Options for verifying student identity in online classes

Regulation and standards

All online courses offered by the University of Nevada, Reno must include at least one assessment that meets Federal Regulation §602.17 and NWCCU Accreditation Standard 2.G.7:

Federal Regulation §602.17: Application of Standards in Reaching Accreditation Decisions requires that all public universities have processes in place through which the institution establishes that a student who registers in any course offered via distance education or correspondence is the same student who academically engages in the course or program; and makes clear in writing that institutions must use processes that protect student privacy and notify students of any projected additional student charges associated with the verification of student identity at the time of registration or enrollment. Please see the Electronic Code Federal Regulations for more information.

Accreditation standard 2.D.14: “The institution maintains an effective identity verification process for students enrolled in distance education courses and programs to establish that the student enrolled in the distance education course or program is the same person whose achievements are evaluated and credentialed. The institution ensures the identity verification process for distance education students protects student privacy and that students are informed, in writing at the time of enrollment, of current and projected charges associated with the identity verification process.”

What’s required for compliance?

One proctored/supervised exam or experience per course where students are required to present photo identification upon signing in for the proctored experience or test. This system allows the instructor to know that the student mastering the material is the same student receiving credit for the course. Please see the Office of the Provost’s Student Identity Verification for Online Classes page for more information.

Proctored exams/experiences

Please see the Proctoring Tests Online webpage for more information.

Alternatives to proctored exams


Presentations give students the opportunity to display knowledge gained in the course and present that information to their classmates. This serves the dual purpose of giving students in-depth knowledge on the topic they present on and giving the entire class a “fresh” presentation of material (in other words, lecture material does not only have to come from the instructor). Instructors should check student identity by verifying IDs in a one-on-one online meeting prior to the presentation. This is especially important in an online environment, where a student should only be required to present identification directly to the instructor and not in a setting where classmates can see private information.

Options include:

For more information, see our Student Resources for Using Video in WebCampus webpage.

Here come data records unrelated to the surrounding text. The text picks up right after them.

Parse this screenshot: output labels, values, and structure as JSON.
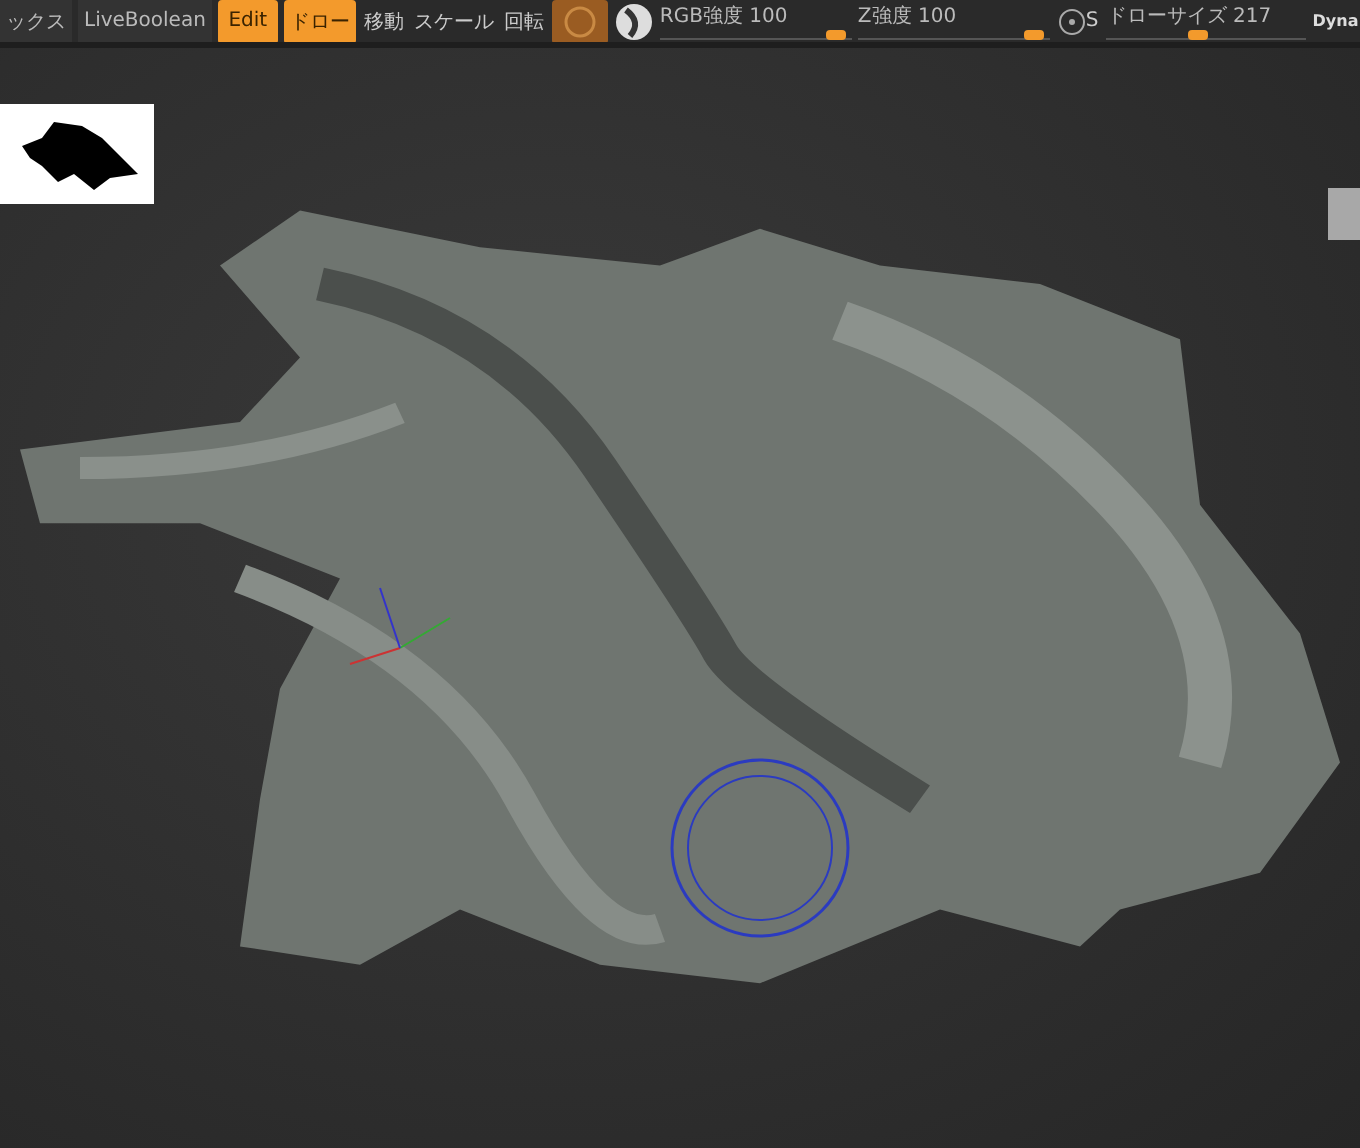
{
  "toolbar": {
    "left_labels": [
      "ックス",
      "LiveBoolean"
    ],
    "mode_buttons": [
      {
        "label": "Edit",
        "selected": true
      },
      {
        "label": "ドロー",
        "selected": true
      }
    ],
    "transform_buttons": [
      {
        "label": "移動",
        "selected": false
      },
      {
        "label": "スケール",
        "selected": false
      },
      {
        "label": "回転",
        "selected": false
      }
    ],
    "sliders": [
      {
        "label": "RGB強度",
        "reading": "100",
        "level": 0.97
      },
      {
        "label": "Z強度",
        "reading": "100",
        "level": 0.97
      },
      {
        "label": "ドローサイズ",
        "reading": "217",
        "level": 0.45
      }
    ],
    "symmetry_key": "S",
    "cut_label": "Dyna"
  }
}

Individual or small group interviews

Individual or small group interviews between students and instructors/teaching assistants provide the opportunity to truly test a student’s understanding of the course materials. Instructors could also spot-check that the interviewed students have complete knowledge of their own work from throughout the term, ensuring that the students have actually completed all work that was turned in. This method requires students to present information and “think on their feet” to answer questions in real time.

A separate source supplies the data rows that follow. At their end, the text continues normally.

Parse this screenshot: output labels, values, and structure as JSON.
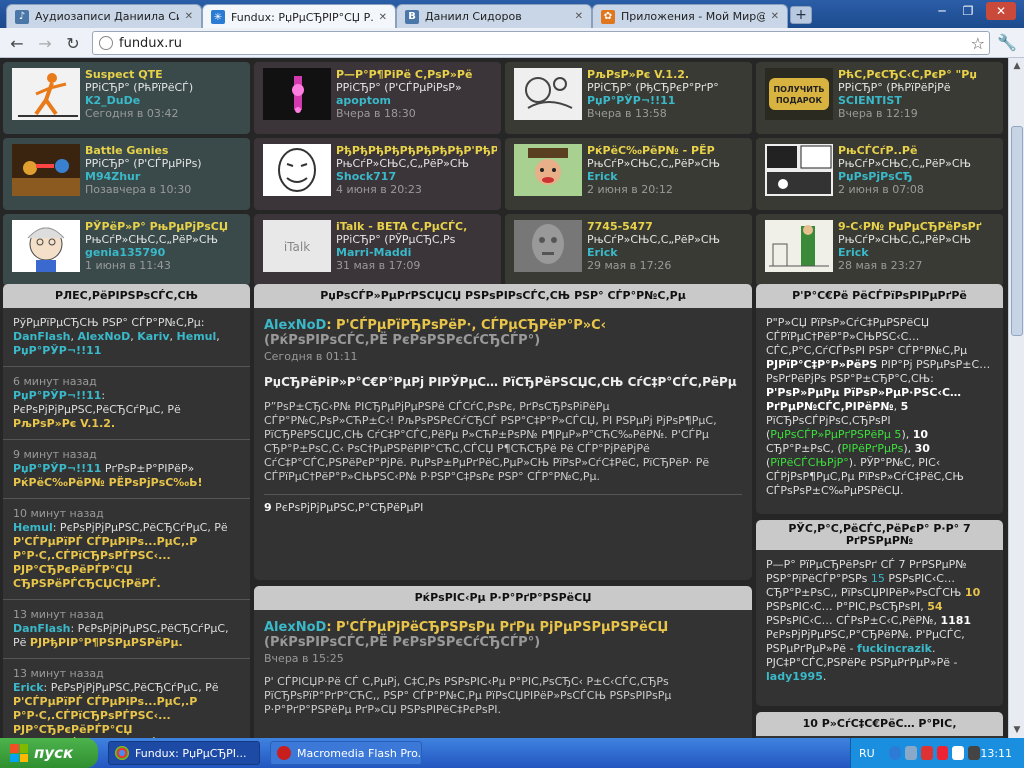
{
  "tabs": [
    {
      "title": "Аудиозаписи Даниила Си...",
      "fav_color": "#4a76a8",
      "fav_glyph": "♪"
    },
    {
      "title": "Fundux: РџРµСЂРІР°СЏ Р...",
      "fav_color": "#2a7bd1",
      "fav_glyph": "✳"
    },
    {
      "title": "Даниил Сидоров",
      "fav_color": "#4a76a8",
      "fav_glyph": "B"
    },
    {
      "title": "Приложения - Мой Мир@...",
      "fav_color": "#e0761e",
      "fav_glyph": "✿"
    }
  ],
  "window_buttons": [
    "─",
    "❐",
    "✕"
  ],
  "address": "fundux.ru",
  "cards": [
    {
      "name": "Suspect QTE",
      "type": "РРіСЂР° (РћРїРёСЃ)",
      "author": "K2_DuDe",
      "time": "Сегодня в 03:42",
      "thumb": "stick"
    },
    {
      "name": "Р—Р°Р¶РіРё С‚РѕР»Рё",
      "type": "РРіСЂР° (Р'СЃРµРіРѕР»",
      "author": "apoptom",
      "time": "Вчера в 18:30",
      "thumb": "pink"
    },
    {
      "name": "РљРѕР»Рє V.1.2.",
      "type": "РРіСЂР° (РђСЂРєР°РґР°",
      "author": "РџР°РЎР¬!!11",
      "time": "Вчера в 13:58",
      "thumb": "sketch"
    },
    {
      "name": "РћС‚РєСЂС‹С‚РєР° \"Рџ",
      "type": "РРіСЂР° (РћРїРёРјРё",
      "author": "SCIENTIST",
      "time": "Вчера в 12:19",
      "thumb": "gift"
    },
    {
      "name": "Battle Genies",
      "type": "РРіСЂР° (Р'СЃРµРіРѕ)",
      "author": "M94Zhur",
      "time": "Позавчера в 10:30",
      "thumb": "battle"
    },
    {
      "name": "РђРђРђРђРђРђРђРђР'РђР",
      "type": "РњСѓР»СЊС‚С„РёР»СЊ",
      "author": "Shock717",
      "time": "4 июня в 20:23",
      "thumb": "face"
    },
    {
      "name": "РќРёС‰РёР№ - РЁР",
      "type": "РњСѓР»СЊС‚С„РёР»СЊ",
      "author": "Erick",
      "time": "2 июня в 20:12",
      "thumb": "beggar"
    },
    {
      "name": "РњСЃСѓР..Рё",
      "type": "РњСѓР»СЊС‚С„РёР»СЊ",
      "author": "РџРѕРјРѕСЂ",
      "time": "2 июня в 07:08",
      "thumb": "comic"
    },
    {
      "name": "РЎРёР»Р° РњРµРјРѕСЏ",
      "type": "РњСѓР»СЊС‚С„РёР»СЊ",
      "author": "genia135790",
      "time": "1 июня в 11:43",
      "thumb": "oldman"
    },
    {
      "name": "iTalk - BETA С‚РµСЃС‚",
      "type": "РРіСЂР° (РЎРµСЂС‚Рѕ",
      "author": "Marri-Maddi",
      "time": "31 мая в 17:09",
      "thumb": "italk"
    },
    {
      "name": "7745-5477",
      "type": "РњСѓР»СЊС‚С„РёР»СЊ",
      "author": "Erick",
      "time": "29 мая в 17:26",
      "thumb": "noise"
    },
    {
      "name": "9-С‹Р№ РџРµСЂРёРѕРґ",
      "type": "РњСѓР»СЊС‚С„РёР»СЊ",
      "author": "Erick",
      "time": "28 мая в 23:27",
      "thumb": "drawing"
    }
  ],
  "left": {
    "heading": "РЛЕС‚РёРІРЅРѕСЃС‚СЊ",
    "intro_text": "РўРµРїРµСЂСЊ РЅР° СЃР°Р№С‚Рµ:",
    "intro_users": [
      "DanFlash",
      "AlexNoD",
      "Kariv",
      "Hemul",
      "РџР°РЎР¬!!11"
    ],
    "feed": [
      {
        "ago": "6 минут назад",
        "nick": "РџР°РЎР¬!!11",
        "text": ": РєРѕРјРјРµРЅС‚РёСЂСѓРµС‚ Рё",
        "item": "РљРѕР»Рє V.1.2."
      },
      {
        "ago": "9 минут назад",
        "nick": "РџР°РЎР¬!!11",
        "text": " РґРѕР±Р°РІРёР»",
        "item": "РќРёС‰РёР№ РЁРѕРјРѕС‰Ь!"
      },
      {
        "ago": "10 минут назад",
        "nick": "Hemul",
        "text": ": РєРѕРјРјРµРЅС‚РёСЂСѓРµС‚ Рё",
        "item": "Р'СЃРµРїРЃ СЃРµРіРѕ...РµС‚.Р Р°Р·С‚.СЃРїСЂРѕРЃРЅС‹... РЈР°СЂРєРёРЃР°СЏ СЂРЅРёРЃСЂСЏС†РёРЃ."
      },
      {
        "ago": "13 минут назад",
        "nick": "DanFlash",
        "text": ": РєРѕРјРјРµРЅС‚РёСЂСѓРµС‚ Рё",
        "item": "РЈРђРІР°Р¶РЅРµРЅРёРµ."
      },
      {
        "ago": "13 минут назад",
        "nick": "Erick",
        "text": ": РєРѕРјРјРµРЅС‚РёСЂСѓРµС‚ Рё",
        "item": "Р'СЃРµРїРЃ СЃРµРіРѕ...РµС‚.Р Р°Р·С‚.СЃРїСЂРѕРЃРЅС‹... РЈР°СЂРєРёРЃР°СЏ СЂРЅРёРЃСЂСЏС†РёРЃ."
      }
    ]
  },
  "center": {
    "heading": "РџРѕСЃР»РµРґРЅСЏСЏ РЅРѕРІРѕСЃС‚СЊ РЅР° СЃР°Р№С‚Рµ",
    "post": {
      "author": "AlexNoD",
      "title": ": Р'СЃРµРїРЂРѕРёР·, СЃРµСЂРёР°Р»С‹",
      "subtitle": "(РќРѕРІРѕСЃС‚РЁ РєРѕРЅРєСѓСЂСЃР°)",
      "date": "Сегодня в 01:11",
      "lead": "РџСЂРёРіР»Р°С€Р°РµРј РІРЎРµС… РїСЂРёРЅСЏС‚СЊ СѓС‡Р°СЃС‚РёРµ",
      "body": "Р”РѕР±СЂС‹Р№ РІСЂРµРјРµРЅРё СЃСѓС‚РѕРє, РґРѕСЂРѕРіРёРµ СЃР°Р№С‚РѕР»СЋР±С‹! РљРѕРЅРєСѓСЂСЃ РЅР°С‡Р°Р»СЃСЏ, РІ РЅРµРј РјРѕР¶РµС‚ РїСЂРёРЅСЏС‚СЊ СѓС‡Р°СЃС‚РёРµ Р»СЋР±РѕР№ Р¶РµР»Р°СЋС‰РёР№. Р'СЃРµ СЂР°Р±РѕС‚С‹ РѕС†РµРЅРёРІР°СЋС‚СЃСЏ Р¶СЋСЂРё Рё СЃР°РјРёРјРё СѓС‡Р°СЃС‚РЅРёРєР°РјРё. РџРѕР±РµРґРёС‚РµР»СЊ РїРѕР»СѓС‡РёС‚ РїСЂРёР· Рё СЃРїРµС†РёР°Р»СЊРЅС‹Р№ Р·РЅР°С‡РѕРє РЅР° СЃР°Р№С‚Рµ.",
      "comments_count": "9",
      "comments_label": "РєРѕРјРјРµРЅС‚Р°СЂРёРµРІ"
    },
    "heading2": "РќРѕРІС‹Рµ Р·Р°РґР°РЅРёСЏ",
    "post2": {
      "author": "AlexNoD",
      "title": ": Р'СЃРµРјРёСЂРЅРѕРµ РґРµ РјРµРЅРµРЅРёСЏ",
      "subtitle": "(РќРѕРІРѕСЃС‚РЁ РєРѕРЅРєСѓСЂСЃР°)",
      "date": "Вчера в 15:25",
      "body": "Р' СЃРІСЏР·Рё СЃ С‚РµРј, С‡С‚Рѕ РЅРѕРІС‹Рµ Р°РІС‚РѕСЂС‹ Р±С‹СЃС‚СЂРѕ РїСЂРѕРїР°РґР°СЋС‚, РЅР° СЃР°Р№С‚Рµ РїРѕСЏРІРёР»РѕСЃСЊ РЅРѕРІРѕРµ Р·Р°РґР°РЅРёРµ РґР»СЏ РЅРѕРІРёС‡РєРѕРІ."
    }
  },
  "right": {
    "heading": "Р'Р°С€Рё РёСЃРїРѕРІРµРґРё",
    "p1_text": "Р\"Р»СЏ РїРѕР»СѓС‡РµРЅРёСЏ СЃРїРµС†РёР°Р»СЊРЅС‹С… СЃС‚Р°С‚СѓСЃРѕРІ РЅР° СЃР°Р№С‚Рµ",
    "p1_bold": "РЈРїР°С‡Р°Р»РёРЅ",
    "p1_rest": "РІР°Рј РЅРµРѕР±С…РѕРґРёРјРѕ РЅР°Р±СЂР°С‚СЊ:",
    "p1_need": "Р'РѕР»РµРµ РїРѕР»РµР·РЅС‹С… РґРµР№СЃС‚РІРёР№",
    "p1_5": "5",
    "p1_5u": "РїСЂРѕСЃРјРѕС‚СЂРѕРІ",
    "p1_g1": "РџРѕСЃР»РµРґРЅРёРµ 5",
    "p1_10": "10",
    "p1_10u": "СЂР°Р±РѕС‚",
    "p1_g2": "РІРёРґРµРѕ",
    "p1_30": "30",
    "p1_g3": "РїРёСЃСЊРјР°",
    "p1_tail": "РЎР°Р№С‚ РІС‹ СЃРјРѕР¶РµС‚Рµ РїРѕР»СѓС‡РёС‚СЊ СЃРѕРѕР±С‰РµРЅРёСЏ.",
    "heading2": "РЎС‚Р°С‚РёСЃС‚РёРєР° Р·Р° 7 РґРЅРµР№",
    "s_a": "Р—Р° РїРµСЂРёРѕРґ СЃ 7 РґРЅРµР№ РЅР°РїРёСЃР°РЅРѕ",
    "s_15": "15",
    "s_b": "РЅРѕРІС‹С… СЂР°Р±РѕС‚, РїРѕСЏРІРёР»РѕСЃСЊ",
    "s_10": "10",
    "s_c": "РЅРѕРІС‹С… Р°РІС‚РѕСЂРѕРІ,",
    "s_54": "54",
    "s_d": "РЅРѕРІС‹С… СЃРѕР±С‹С‚РёР№,",
    "s_1181": "1181",
    "s_e": "РєРѕРјРјРµРЅС‚Р°СЂРёР№. Р'РµСЃС‚ РЅРµРґРµР»Рё -",
    "s_u1": "fuckincrazik",
    "s_f": ". РЈС‡Р°СЃС‚РЅРёРє РЅРµРґРµР»Рё -",
    "s_u2": "lady1995",
    "heading3": "10 Р»СѓС‡С€РёС… Р°РІС‚"
  },
  "taskbar": {
    "start_label": "пуск",
    "tasks": [
      {
        "label": "Fundux: РџРµСЂРІ...",
        "color": "#3c8d3c"
      },
      {
        "label": "Macromedia Flash Pro...",
        "color": "#d22"
      }
    ],
    "lang": "RU",
    "clock": "13:11"
  }
}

Instructors can interview students using private sessions on Zoom. In these sessions, both the instructor and student can have video broadcast of each other, view and use an interactive whiteboard, and access uploaded documents. Instructors should check student identity by verifying IDs at the beginning of the session.

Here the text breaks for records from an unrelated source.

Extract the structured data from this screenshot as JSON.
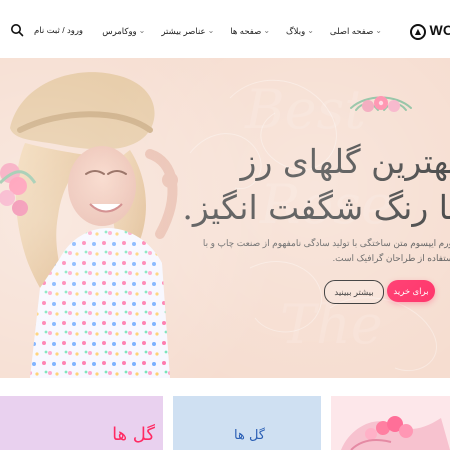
{
  "header": {
    "logo_text": "WO",
    "logo_icon": "tree-icon",
    "nav": {
      "home": "صفحه اصلی",
      "blog": "وبلاگ",
      "pages": "صفحه ها",
      "more_elements": "عناصر بیشتر",
      "woocommerce": "ووکامرس"
    },
    "login_label": "ورود / ثبت نام",
    "search_icon": "search-icon",
    "chevron_icon": "chevron-down-icon"
  },
  "hero": {
    "title_line1": "بهترین گلهای رز",
    "title_line2": "با رنگ شگفت انگیز.",
    "description": "لورم ایپسوم متن ساختگی با تولید سادگی نامفهوم از صنعت چاپ و با استفاده از طراحان گرافیک است.",
    "buttons": {
      "buy": "برای خرید",
      "more": "بیشتر ببینید"
    }
  },
  "cards": [
    {
      "title": "گل ها"
    },
    {
      "title": "گل ها"
    },
    {
      "title": ""
    }
  ],
  "colors": {
    "accent_pink": "#ff2a63",
    "hero_bg": "#f6ddd0",
    "card1_bg": "#e9d1ef",
    "card2_bg": "#cfe0f2",
    "card3_bg": "#fde7ea"
  }
}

Proctored written assignments

Many instructors require end-of-term projects or major writing assignments instead of final exams. This can translate into a proctored setting easily. Depending on the size and nature of the end-of-term project, it could either be completed entirely within a proctored setting (as in the case of an essay) or partially within a proctored setting. For example, while students may do most of the work on a larger project on their own, they could complete a supplementary written assignment related to that major work under proctored conditions.

Proctored written assignments require that students have an intimate knowledge of the course materials, the major work completed (if applicable), and what the course aimed to achieve.

Options include:

Important considerations

  • To protect student privacy, instructors should perform identity checks one on one and not in front of other students.
  • If special equipment is required (webcam, speakers, etc.), this information must be published in MyNEVADA as well as in the syllabus.
  • If students are required to be on campus at a certain time, this information must be published in MyNEVADA as well as in the syllabus.